Coalition for Regional Transportation Op-Ed Column – The Birmingham News
Your readers were recently treated to a classic propaganda piece trashing the Northern Beltline funded by the Southern Environmental Law Center (SELC), an activist group of lawyers well known in our area for cloaking their anti-growth agenda beneath a veneer of environmentalism.
Now that we have finally reached the point in the process at which construction of the first segment of the much-needed Beltline (future I-422) is about to start, the SELC and its allies are desperate to do anything they can to slow down or even stop this vitally important project. They know that losing this battle is tantamount to losing the war. Their solution: a “study” from an out-of-state firm—the Ochs Center—notorious for mischaracterizing data to support the claims of anti-growth clients like SELC.
The Internet is replete with instances in which the Ochs Center has used speculative and highly flawed analysis in an attempt to discredit development projects and discourage economic growth and development.
In case after case, the Chattanooga think-tank has put forward absurdly low estimates of the number of jobs to be created by such projects. Just type “Ochs study flawed” in any Google search box for a number of ready examples in which flawed methodology is used to support fundamentally biased views about a range of major economic development projects.

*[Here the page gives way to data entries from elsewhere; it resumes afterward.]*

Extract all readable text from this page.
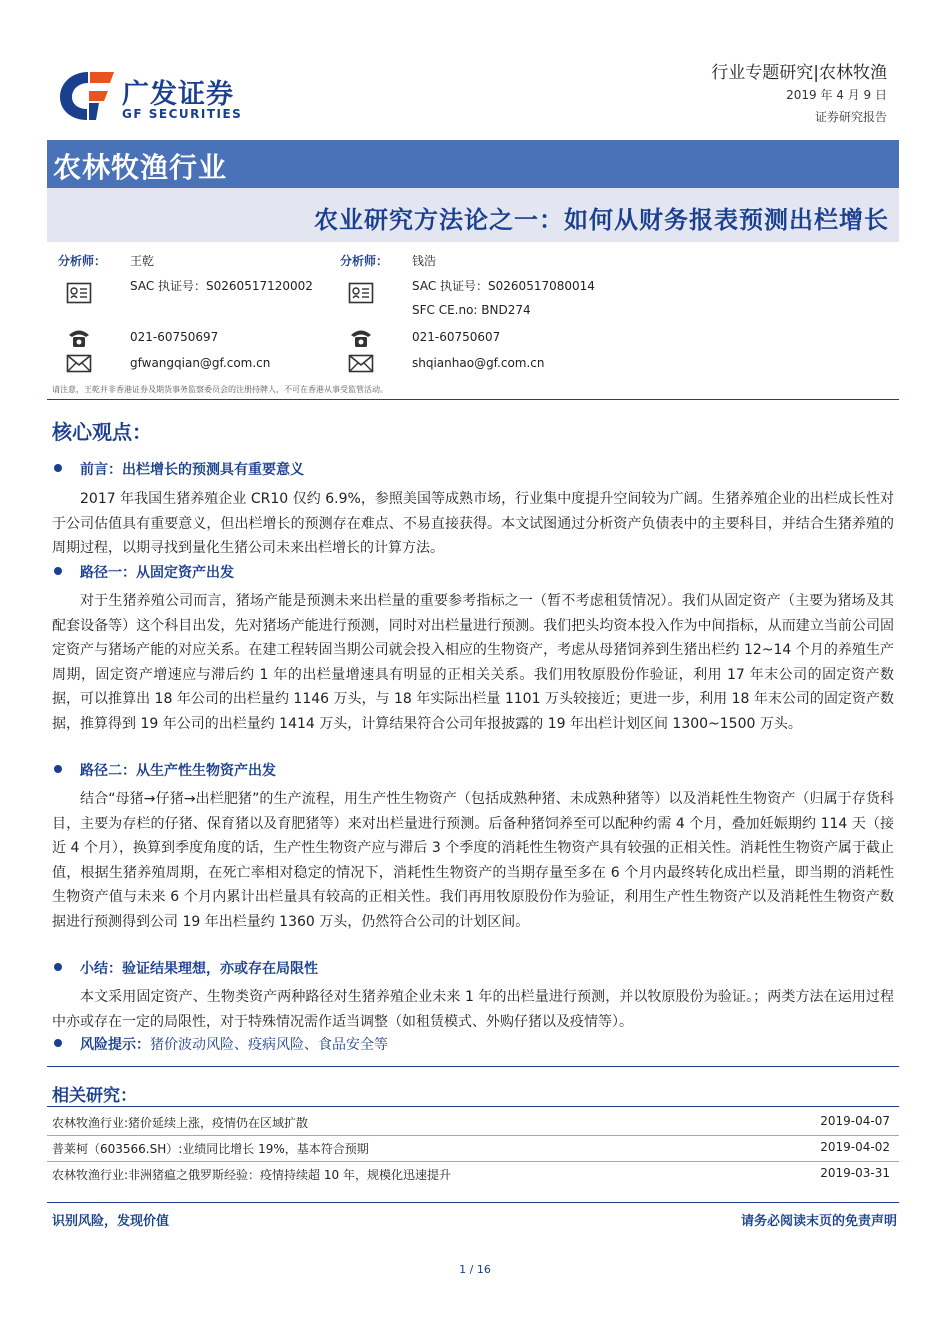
广发证券
GF SECURITIES
行业专题研究|农林牧渔
2019 年 4 月 9 日
证券研究报告
农林牧渔行业
农业研究方法论之一：如何从财务报表预测出栏增长
分析师： 王乾
SAC 执证号：S0260517120002
021-60750697
gfwangqian@gf.com.cn
分析师： 钱浩
SAC 执证号：S0260517080014
SFC CE.no: BND274
021-60750607
shqianhao@gf.com.cn
请注意，王乾并非香港证券及期货事务监察委员会的注册持牌人，不可在香港从事受监管活动。
核心观点：
前言：出栏增长的预测具有重要意义
2017 年我国生猪养殖企业 CR10 仅约 6.9%，参照美国等成熟市场，行业集中度提升空间较为广阔。生猪养殖企业的出栏成长性对于公司估值具有重要意义，但出栏增长的预测存在难点、不易直接获得。本文试图通过分析资产负债表中的主要科目，并结合生猪养殖的周期过程，以期寻找到量化生猪公司未来出栏增长的计算方法。
路径一：从固定资产出发
对于生猪养殖公司而言，猪场产能是预测未来出栏量的重要参考指标之一（暂不考虑租赁情况）。我们从固定资产（主要为猪场及其配套设备等）这个科目出发，先对猪场产能进行预测，同时对出栏量进行预测。我们把头均资本投入作为中间指标，从而建立当前公司固定资产与猪场产能的对应关系。在建工程转固当期公司就会投入相应的生物资产，考虑从母猪饲养到生猪出栏约 12~14 个月的养殖生产周期，固定资产增速应与滞后约 1 年的出栏量增速具有明显的正相关关系。我们用牧原股份作验证，利用 17 年末公司的固定资产数据，可以推算出 18 年公司的出栏量约 1146 万头，与 18 年实际出栏量 1101 万头较接近；更进一步，利用 18 年末公司的固定资产数据，推算得到 19 年公司的出栏量约 1414 万头，计算结果符合公司年报披露的 19 年出栏计划区间 1300~1500 万头。
路径二：从生产性生物资产出发
结合“母猪→仔猪→出栏肥猪”的生产流程，用生产性生物资产（包括成熟种猪、未成熟种猪等）以及消耗性生物资产（归属于存货科目，主要为存栏的仔猪、保育猪以及育肥猪等）来对出栏量进行预测。后备种猪饲养至可以配种约需 4 个月，叠加妊娠期约 114 天（接近 4 个月），换算到季度角度的话，生产性生物资产应与滞后 3 个季度的消耗性生物资产具有较强的正相关性。消耗性生物资产属于截止值，根据生猪养殖周期，在死亡率相对稳定的情况下，消耗性生物资产的当期存量至多在 6 个月内最终转化成出栏量，即当期的消耗性生物资产值与未来 6 个月内累计出栏量具有较高的正相关性。我们再用牧原股份作为验证，利用生产性生物资产以及消耗性生物资产数据进行预测得到公司 19 年出栏量约 1360 万头，仍然符合公司的计划区间。
小结：验证结果理想，亦或存在局限性
本文采用固定资产、生物类资产两种路径对生猪养殖企业未来 1 年的出栏量进行预测，并以牧原股份为验证。；两类方法在运用过程中亦或存在一定的局限性，对于特殊情况需作适当调整（如租赁模式、外购仔猪以及疫情等）。
风险提示：猪价波动风险、疫病风险、食品安全等
相关研究：
农林牧渔行业:猪价延续上涨，疫情仍在区域扩散	2019-04-07
普莱柯（603566.SH）:业绩同比增长 19%，基本符合预期	2019-04-02
农林牧渔行业:非洲猪瘟之俄罗斯经验：疫情持续超 10 年，规模化迅速提升	2019-03-31
识别风险，发现价值	请务必阅读末页的免责声明
1 / 16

In their latest study-for-hire, Ochs had the gall to attack the Center for Business and Economic Research (CBER) at the University of Alabama, an institution long respected for its scholarly and objective approach to the studies it conducts regarding the benefits a given economic development project can realistically be expected to produce.
Most glaringly, the left-leaning Ochs Center asserts that “Building the Northern Beltline means less money available for other needed transportation projects in Birmingham and throughout Alabama.” This argument is offered up as one of the major “findings” of the study and it is totally wrong.
The fact is the Northern Beltline will largely be paid for by federal funds allocated specifically for this purpose by the Appalachian Regional Commission (ARC) — tax dollars Alabamians have been sending to Washington for years while watching the bulk of those dollars go to other Appalachian states.
Those allocated funds can only be used on ARC designated roads, and the only such designated road remaining to be built in Alabama is the Northern Beltline. We must, therefore, use those funds for that purpose or lose them once again to other states. This simple fact remains unchanged no matter how many times the Ochs “study” tries to assert otherwise.
The Ochs Beltline “study” is typical of their pattern. In Georgia, for instance, Ochs issued a similar “study” saying a needed coal-fired energy plant wasn’t necessary. The brilliant assumption on which this finding was based? That Georgia wouldn’t experience any population growth for the next 14 years!
But, even if many of the erroneous assumptions in the Ochs “study” are accepted as correct the enormous benefits of building the Northern Beltline still shine through.
For example, Ochs insists that CBER got it all wrong when it tallied the number of jobs to be created as a result of the project at roughly 70,000. Ochs insists the Beltline will “only” result in about 50,000 jobs! Even if the Ochs “study” is assumed correct, the Beltline would still rank as the greatest economic development project in the history of the State, not to mention one of the most important upgrades to our highway network since we abandoned the horse and buggy.
When one considers that the federal government already has the funds ready and waiting to cover the vast majority of the costs associated with creating those jobs and building this important highway, it becomes even more obvious that we will enjoy an immense return on investment for the relatively modest funding to be supplied by the state. Moreover, the state’s costs on this project will be significantly reduced by the recently passed congressional transportation bill that will provide 100% federal funding for ARC highway projects for the next ten years.
Eventually, the convoluted arguments laid one atop another in the Ochs “study” collapse under the weight of their own imponderable logic. If building the Beltline is such a terrible mistake, then taking that flawed reasoning to its logical conclusion, we never should have built I-459, or I-20, I-59 or I-65. Think of what the Birmingham region would be like today without those vital transportation arteries.
Make no mistake, this is a battle between those who want economic growth and those who don’t. It is time to reject those who would hold our area back. The time has come to build the Northern Beltline and allow the Birmingham Region the opportunity for the economic prosperity it deserves.